With under a week left, I came up with Traptrix Hand Stun! It was a deck I expected to be a rogue pick going into YCS Philly, because it used the Traptrix and Hand monsters with powerful cards such as Neo-Spacian Grand Mole and Cardcar D! I also opted to run a staggering 20 traps and Banisher of the Radiance in the side deck. Little Did I know that a few other smart people had this idea, but they tossed in some Artifact monsters and after a quick 7-0 start at the event, I found myself at the top tables which consisted almost entirely of HAT decks. I was a sure favorite to top that event, but after some critically unlucky Soul Charge shenanigans, I fell to 7-2 and found myself on the bubble going into Day 2, where I'd ultimately lose the final round to Bujin and miss my first top cut. The heartbreak!

All I kept asking myself was how I could start off 7-0 and trip at the finish line? And the answer was clear to me – I needed to play a deck I knew inside and out. A deck that I could play with my eyes closed! Ah. Yes. Old faithful. Sea Lancer Frogs! I knew I could take Frogs to an event and have that "been here before" attitude with it, because I've Day 2'd multiple YCS events with the same strategy. YCS Philly led to a shift in the general pacing of competition, where a slower deck like Sea Lancer Frogs could shine!

Let The Dream Begin, Let Your Darker Side Give In…
The light in my eye was quickly dimmed when the announcement hit that new Lightsworn monsters were to be released before the WCQ, thus creating an environment of quick OTKs featuring Judgment Dragon. The format turned out to be extremely diverse. We had two powerful backrow-heavy decks in HAT and Geargia; two quick combo-reliant decks in Mermail and Madolche; and two decks that loved to fill their fields full of huge monsters in Sylvan and Lightsworn. Oh, and lets not forget about strategies like Infernity, Dragon Rulers and Bujin, which – given the right set of cards – created fields that were nearly unbeatable. Playing Frogs in that format seemed impossible.

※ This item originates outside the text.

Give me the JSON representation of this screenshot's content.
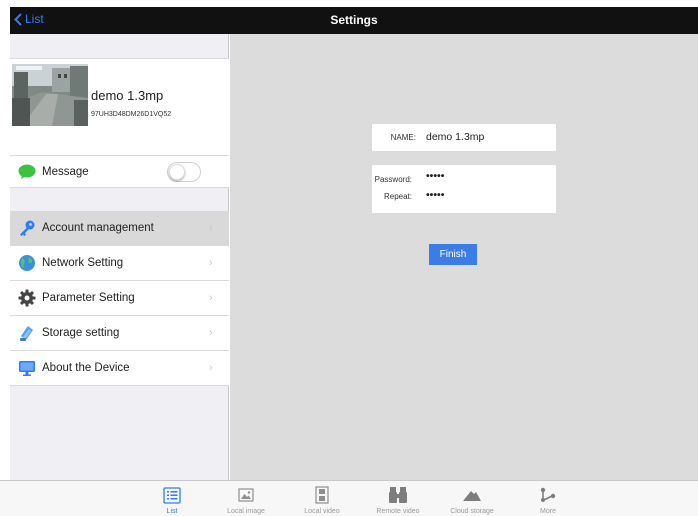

However, my perspective changed when I began chatting with Michael Fridman, AKA Masik333. His deck was built with Des Frog as the star, and only featured Sea Lancer in a supporting role. That was an interesting concept, because while I was using Poison Draw Frog to draw cards with Sea Lancer, Michael was using it to search out his boss monster with Dupe Frog! And that's when it hit me like a ton of bricks: I knew I could play this deck with my eyes closed, because it's essentially the same thing I'd been running, but with a ton of power plays and new ways to OTK. It could play defense well and then at the drop of a hat, shift gears and end the game before you could even finish saying "Judgment Dragon."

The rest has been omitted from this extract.